A maioria das mulheres estupradas no Brasil são negras. A maioria das mulheres estupradas no Brasil são pobres. A maioria delas não tem condições de contratar um advogado para trabalhar como assistente de acusação. E a maioria delas não tem a cobertura midiática que o caso da Mariana Ferrer está tendo.

Justo por isso o promotor, juiz e advogado devem ser punidos. Sabem por quê? Porque imaginem o que pensaria uma mulher negra ou mesmo uma mulher branca, pobre, vendo um juiz, promotor e advogado humilhando uma vítima de estupro?

Imaginem uma empregada doméstica que tenha sido estuprada pelo seu patrão vendo este vídeo?

Imaginem uma mulher que tenha ido a uma festa, bebido, sido estuprada, vendo este vídeo?

Imaginem uma menina pobre, abusada por um familiar, pensando que um advogado poderia questionar a virgindade dela em juízo, de forma grosseira, com a omissão do promotor e do juiz?

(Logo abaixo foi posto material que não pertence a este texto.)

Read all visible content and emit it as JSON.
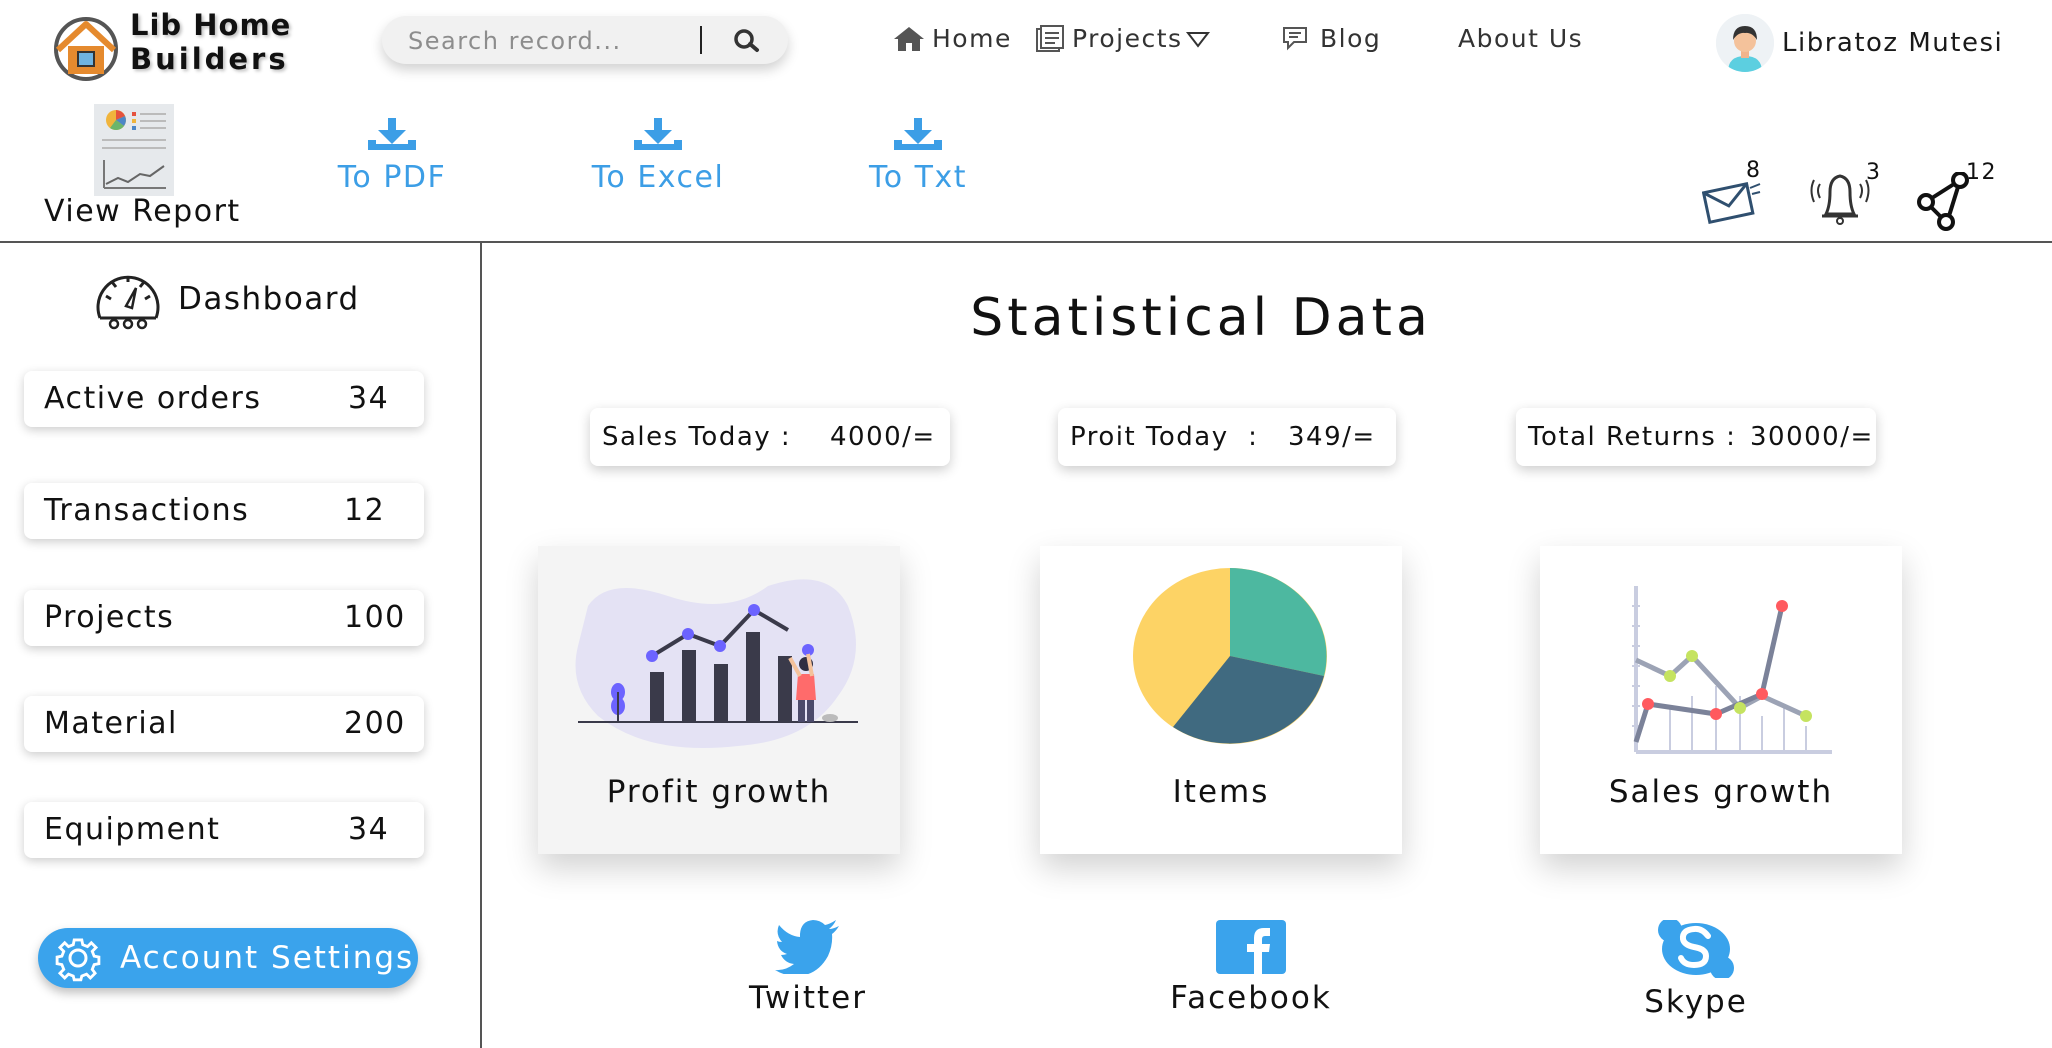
{
  "brand": {
    "line1": "Lib Home",
    "line2": "Builders",
    "icon": "house-logo-icon"
  },
  "search": {
    "placeholder": "Search record...",
    "value": "",
    "icon": "search-icon"
  },
  "nav": {
    "home": "Home",
    "projects": "Projects",
    "blog": "Blog",
    "about": "About Us"
  },
  "user": {
    "name": "Libratoz Mutesi",
    "icon": "user-avatar-icon"
  },
  "toolbar": {
    "view_report": "View Report",
    "exports": [
      "To PDF",
      "To Excel",
      "To Txt"
    ]
  },
  "notifications": {
    "mail": "8",
    "bell": "3",
    "share": "12"
  },
  "sidebar": {
    "title": "Dashboard",
    "items": [
      {
        "label": "Active orders",
        "value": "34"
      },
      {
        "label": "Transactions",
        "value": "12"
      },
      {
        "label": "Projects",
        "value": "100"
      },
      {
        "label": "Material",
        "value": "200"
      },
      {
        "label": "Equipment",
        "value": "34"
      }
    ],
    "account_settings": "Account Settings"
  },
  "main": {
    "title": "Statistical Data",
    "stats": [
      {
        "label": "Sales Today :",
        "value": "4000/="
      },
      {
        "label": "Proit Today  :",
        "value": "349/="
      },
      {
        "label": "Total Returns :",
        "value": "30000/="
      }
    ],
    "cards": [
      "Profit growth",
      "Items",
      "Sales growth"
    ]
  },
  "social": [
    "Twitter",
    "Facebook",
    "Skype"
  ],
  "colors": {
    "accent_blue": "#3aa3ec",
    "export_blue": "#3c9ee6",
    "pie_teal": "#4db8a0",
    "pie_slate": "#406a80",
    "pie_yellow": "#fdd365"
  }
}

Imaginem uma mulher que trabalhe na limpeza de um Tribunal, que tivesse sido estuprada por um juiz, vendo este vídeo? Ou que tivesse sido estuprada por um promotor? Ou por um advogado rico?

Imaginaram? Pois é. Agora fica fácil entender por que o juiz, promotor e o advogado devem ser punidos. Devem ser punidos porque tentaram desencorajar todas as mulheres do Brasil a denunciar o estupro. Aqui, para além da discussão em relação ao “estupro culposo”, que tod@s sabem inexistir, quero enfatizar aquilo que me parece mais relevante: o caráter simbólico!

Isto porque, de acordo com Castoriadis, se “tudo que se apresenta no mundo social-histórico está entrelaçado com o simbólico”, então nós somos um “animal symbolicum“, como diria Cassirer.

Com isso, estou querendo dizer que a lei nunca vale por ela mesma, mas sempre pela sua função simbólica, ou seja, pelo modo como seu uso e seus comandos são seguidos e respeitados. Ora, se o judiciário é o garantidor das expectativas democráticas e ele não cumpre a Constituição, seja lá por que motivo for, a justiça sinaliza aos cidadãos que estes também podem tudo, sendo que tudo, aqui, significa estuprar. Daí advém um caos social e total descrença em relação à democracia, dada a frustração das expectativas democráticas criadas por parte daqueles que tinha o dever de assegurá-las.

Sabe o policial que invade a residência de um morador de favela, mesmo sem mandado judicial? Ele o faz porque existe uma autorização simbólica que é dada pelo Ministério Público e pelo Judiciário, que “legitimam” seu ingresso ao não anularem as provas daí advindas, por exemplo. É o que se tem aqui em relação ao estupro. Ainda que fosse condenado, imagina o que sentiria uma mulher estuprada pensando que teria que passar por toda esta revitimização?

Numa palavra: ao Judiciário cumpre-lhe a função de um estabilizador que, a depender do sistema, pode ser de estabilizador das expectativas do mercado, como no caso de um sistema neoliberal, de estabilizador das expectativas democráticas, como no caso de uma democracia ou de estabilizador das expectativas de estupradores, como no caso Mariana Ferrer, em que, independentemente da condenação ou absolvição, a atuação de todos os envolvidos no sistema de justiça contribui para a tentativa de desencorajamento das mulheres de denunciarem estupradores.

Por fim, e mais importante, espero este tema traga à tona outra questão: a necessidade de que voltemos nossa atenção ao que as mulheres têm produzido não só sobre temas envolvendo estupro e feminismo, mas sobre tudo! Que este caso sirva, portanto, para que abandonemos essas doutrinas velhas e ultrapassadas, de homens brancos em sua maioria, os quais são os grandes responsáveis por todos os males que nós vivemos, com suas doutrinas sexistas, racistas e homofóbicas, de conteúdo raso, muito raso, além de estarem totalmente desconectadas da realidade.

Como indicação de leitura para aprofundar nesta e em outras questões, seguem algumas autoras: Sueli Carneiro, Djamila Ribeiro, Carla Akotirene, Juliana Borges, Joice Berth, Amara Moira, Márcia Tiburi, Janaína Matida, Marina Cerqueira, Carol Proner, Gisele Cittadino, entre muitas outras.